NYT reviews Playhouse by Richard Bausch (Knopf): “There’s a voraciousness to the book, evident in the sheer quantity of all it tackles: marital discord, substance abuse, sexual harassment, hypochondria, dementia, jealousy, celebrity, cancel culture, art”; The Critic’s Daughter: A Memoir by Priscilla Gilman (Norton): “Nesbit, the super agent whose clients have included Joan Didion and Robert Caro and Tom Wolfe, is portrayed so coolly in this book that the pages about her almost shatter as you turn them. It’s a devastating portrait”; and The American Way: A True Story of Nazi Escape, Superman, and Marilyn Monroe by Helene Stapinski & Bonnie Siegler (S. & S.; LJ starred review): “Through these gripping, intertwined stories we see determination and a sponsor’s cash rescue Jules Schulback; witness the birth of Superman, midwifed by a girlie magazine publisher; and watch the abandoned foster child Norma Jeane Mortenson become the biggest star in the world. What’s more American than all that?”

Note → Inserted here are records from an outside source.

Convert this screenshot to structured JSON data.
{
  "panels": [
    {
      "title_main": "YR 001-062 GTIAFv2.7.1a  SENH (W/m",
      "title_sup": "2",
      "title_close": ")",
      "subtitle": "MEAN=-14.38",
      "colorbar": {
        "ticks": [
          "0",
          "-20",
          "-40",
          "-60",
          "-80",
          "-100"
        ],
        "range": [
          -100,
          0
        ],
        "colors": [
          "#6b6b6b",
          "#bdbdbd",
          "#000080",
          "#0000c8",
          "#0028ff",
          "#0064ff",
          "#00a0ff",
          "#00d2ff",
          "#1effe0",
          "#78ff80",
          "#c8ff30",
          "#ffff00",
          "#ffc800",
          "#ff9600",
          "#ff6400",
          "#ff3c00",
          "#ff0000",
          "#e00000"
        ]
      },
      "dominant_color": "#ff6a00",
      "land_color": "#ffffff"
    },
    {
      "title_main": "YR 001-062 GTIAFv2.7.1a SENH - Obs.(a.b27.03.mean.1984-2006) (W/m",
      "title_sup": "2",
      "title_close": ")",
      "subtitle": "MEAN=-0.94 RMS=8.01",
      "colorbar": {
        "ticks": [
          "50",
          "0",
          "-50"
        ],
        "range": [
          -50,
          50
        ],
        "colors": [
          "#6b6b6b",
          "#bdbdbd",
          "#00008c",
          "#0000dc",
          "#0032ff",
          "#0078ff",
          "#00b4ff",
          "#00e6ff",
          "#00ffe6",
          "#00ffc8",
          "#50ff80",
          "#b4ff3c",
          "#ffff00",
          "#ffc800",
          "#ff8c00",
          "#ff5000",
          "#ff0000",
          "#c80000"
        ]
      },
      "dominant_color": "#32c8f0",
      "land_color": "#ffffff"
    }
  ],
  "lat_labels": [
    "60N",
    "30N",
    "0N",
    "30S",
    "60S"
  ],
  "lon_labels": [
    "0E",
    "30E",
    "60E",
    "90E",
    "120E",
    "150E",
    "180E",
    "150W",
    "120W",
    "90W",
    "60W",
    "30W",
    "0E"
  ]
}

The Washington Post reviews Unscripted: The Epic Battle for a Media Empire and the Redstone Family Legacy by James B. Stewart and Rachel Abrams (Penguin Pr.): “the antics of these ancient media men—squabbling over the spoils of decades of movie theater and television riches—feel like the last hurrah of Old Hollywood”; and Lives of the Wives: Five Literary Marriages by Carmela Ciuraru (Harper; LJ starred review): “By the end of the book, it’s clear that for many of these wives, ‘happily ever after’ meant ‘happily after the divorce’.”

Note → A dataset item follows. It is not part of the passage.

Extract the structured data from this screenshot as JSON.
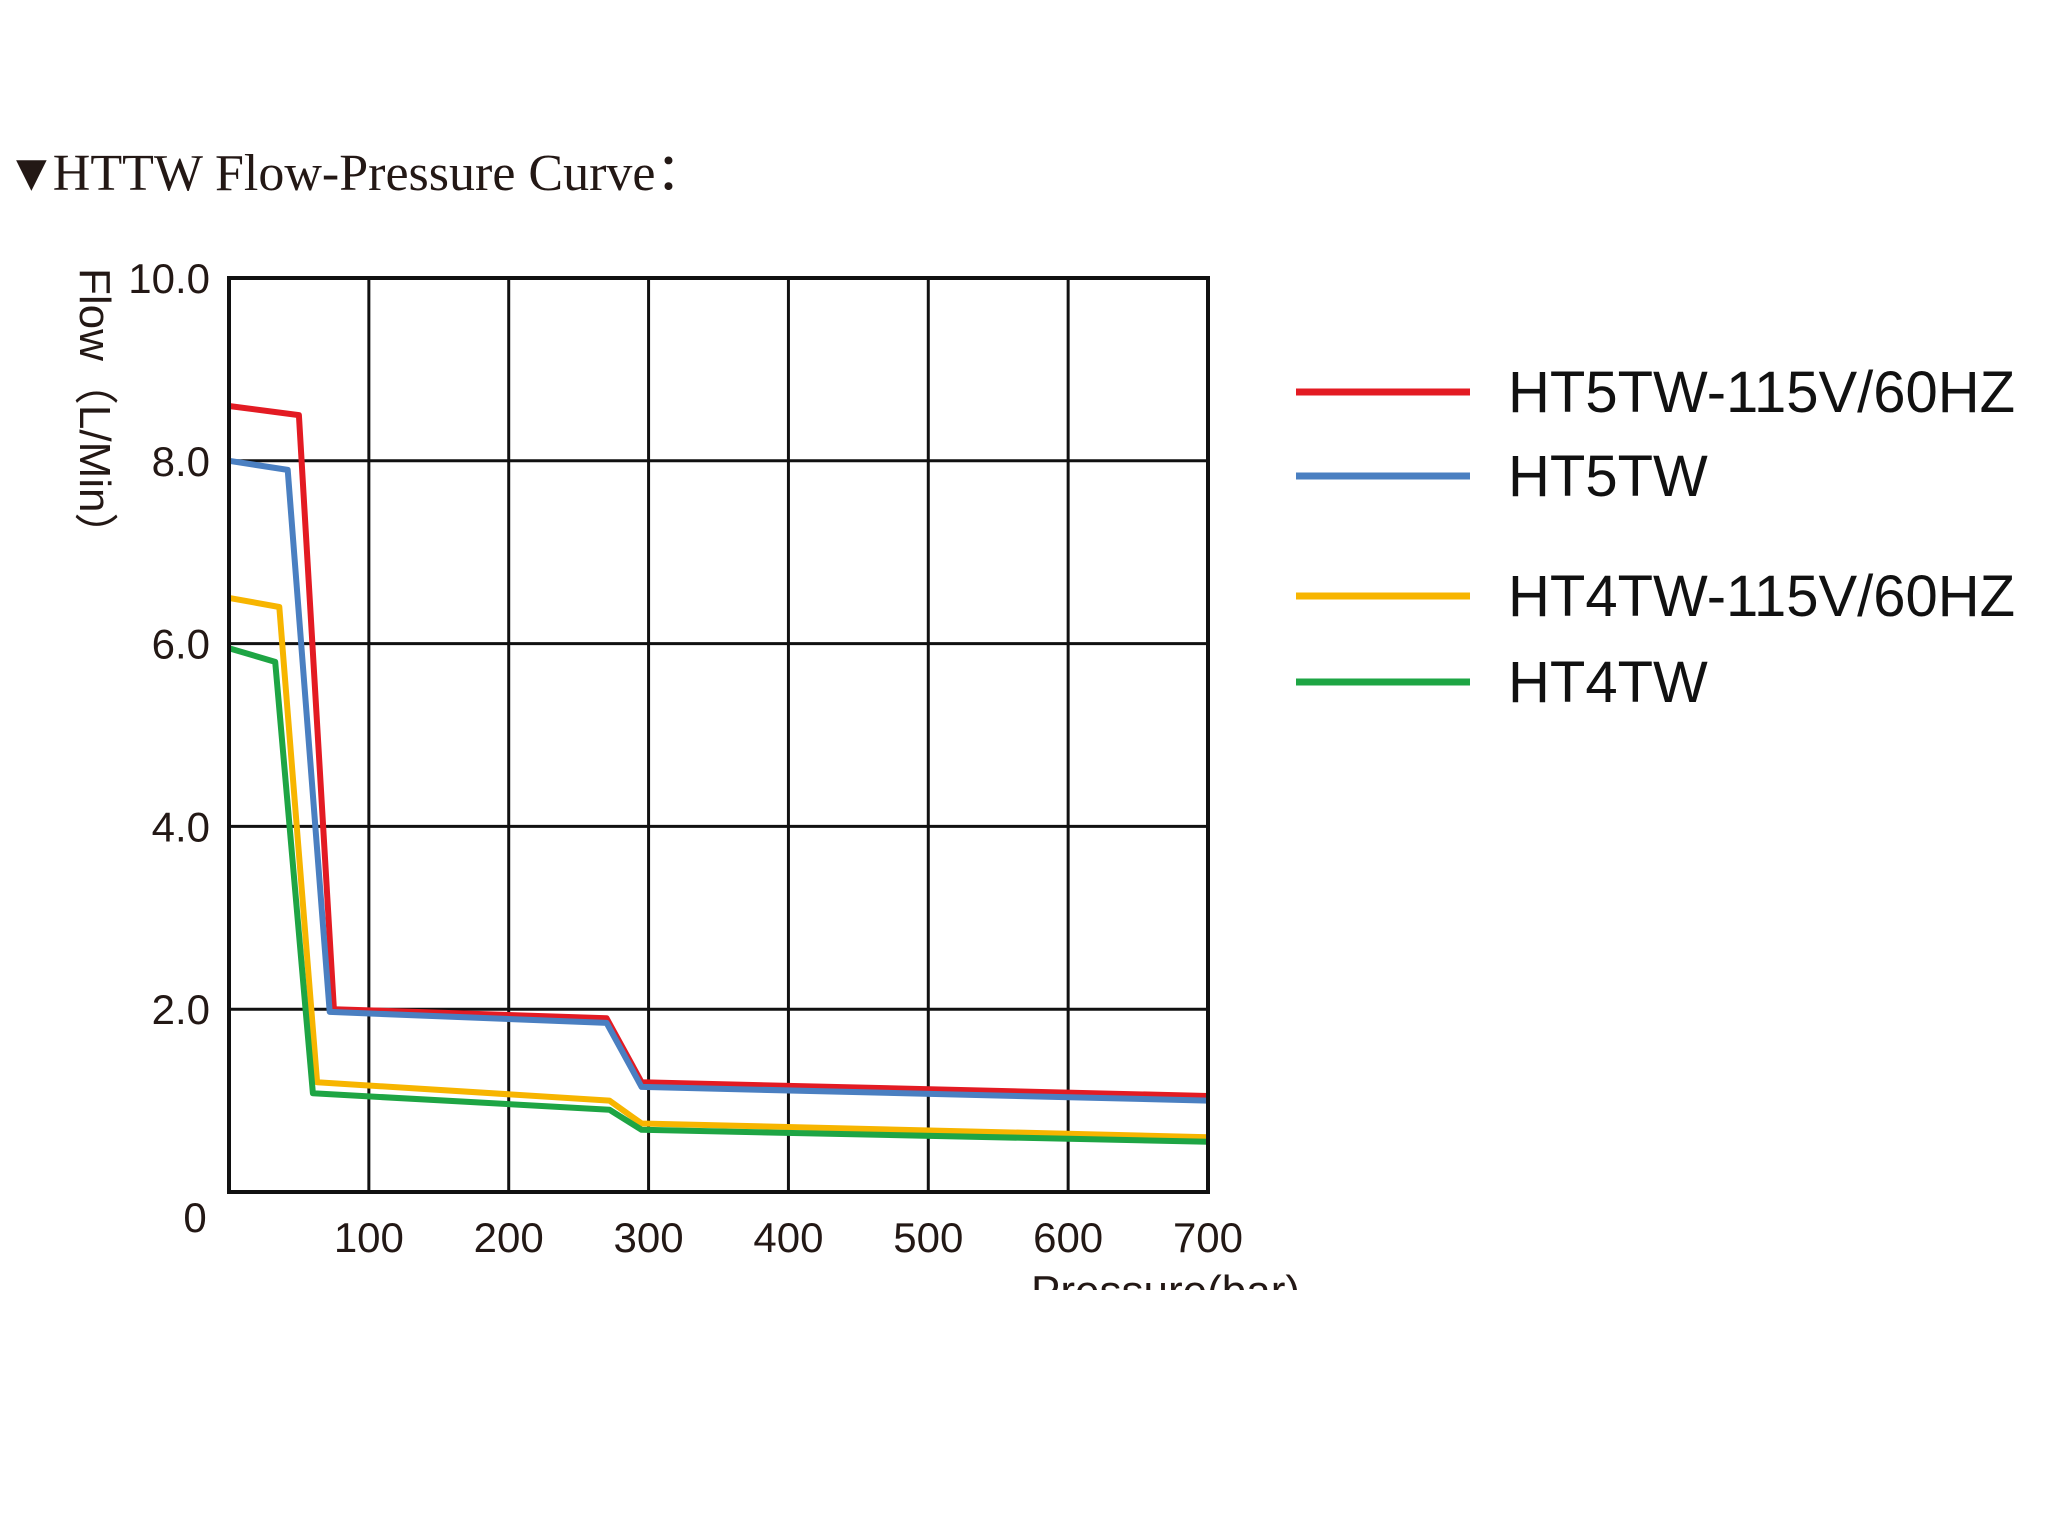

NPR reviews Hijab Butch Blues by Lamya H. (Dial): Hijab Butch Blues is more than a must-read. It's also a study guide on Islam, a handbook for abolitionists, and a queer manifesto. It inspires critical thinking, upholds activist self-care, and permits the defining of one's own queerness.” Plus, there are reviews of three books in translation

LA Times reviews Last Light: How Six Great Artists Made Old Age a Time of Triumph by Richard Lacayo (S. & S.): “What ultimately makes this worth reading is the writing: Lacayo avoids the artspeak in favor of a tone that is erudite but personable.”

Briefly Noted

The Golden Poppy Awards are announced

The Association of American Publishers announces finalists and category winners for the Prose Awards

LitHub reports that Percival Everett has sold a retelling of Huckleberry Finn from Jim’s perspective, due out in March 2024. 

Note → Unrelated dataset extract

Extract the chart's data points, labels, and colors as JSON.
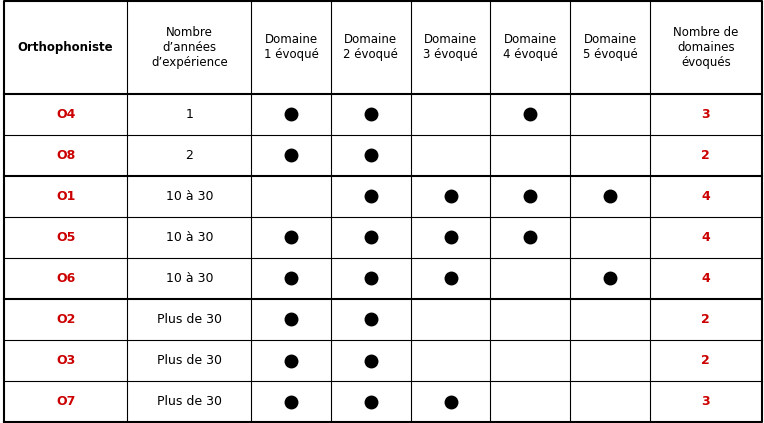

The Guardian has an interview with author Amy Bloom, whose In Love: A Memoir of Love and Loss comes out in paperback next week. 

LA Times talks to author John Perlin about the updated third edition of A Forest Journey: The Role of Trees in the Fate of Civilization (Patagonia), out this week. 

Time shares an excerpt of The Climate Book by Greta Thunberg (Penguin Pr.). 

NYT profiles Geetanjali Shree and how her International Booker Prize–winning book, Tomb of Sand, tr. by Daisy Rockwell (Penguin Pr.), changed India’s literary landscape.

Entertainment Weekly previews Ali Hazelwood’s forthcoming Love, Theoretically (Berkley), due out June 13, and shares an excerpt. 

Jojo Moyes, Someone Else’s Shoes (Pamela Dorman), answers NYT’s “By the Book” questionnaire

The New Yorker unearths a lost interview with Clarice Lispector

USA Today shares 5 books for the week

CrimeReads recommends 10 books this week

CBC previews 86 works of Canadian fiction to read in the first half of 2023.

The Millions writes: “Quentin Tarantino Writes Books Now.”

NYT recommends books for Valentine’s Day

Esquire has 10 romantic books for Valentine's Day

The Root's "It’s Lit” shares 15 Black romance books.

NPR writes about the love for romance books, even as sales in other genres have dipped

T&C has “The 23 Best Cookbooks by Great British Baking Show Contestants.”

“Solomon Perel, Jew Who Posed as a Hitler Youth to Survive, Dies at 97.” NYT has an obituary. 

Authors On Air

NPR’s Fresh Air Weekend highlights Thomas Mallon’s new book, Up With the Sun (Knopf; LJ starred review).

Poet Adam Falkner offers a “brief but spectacular take” on performing privilege and forgiveness, on PBS Canvas

Washington Post book critic Ron Charles discusses his favorite new books of 2023 on CBS Sunday Morning.

Jamie Oliver, One: Simple One-Pan Wonders (Flatiron), visits with Drew Barrymore.

Nicholas Sparks, Dreamland (Random), will be on The Kelly Clarkson Show.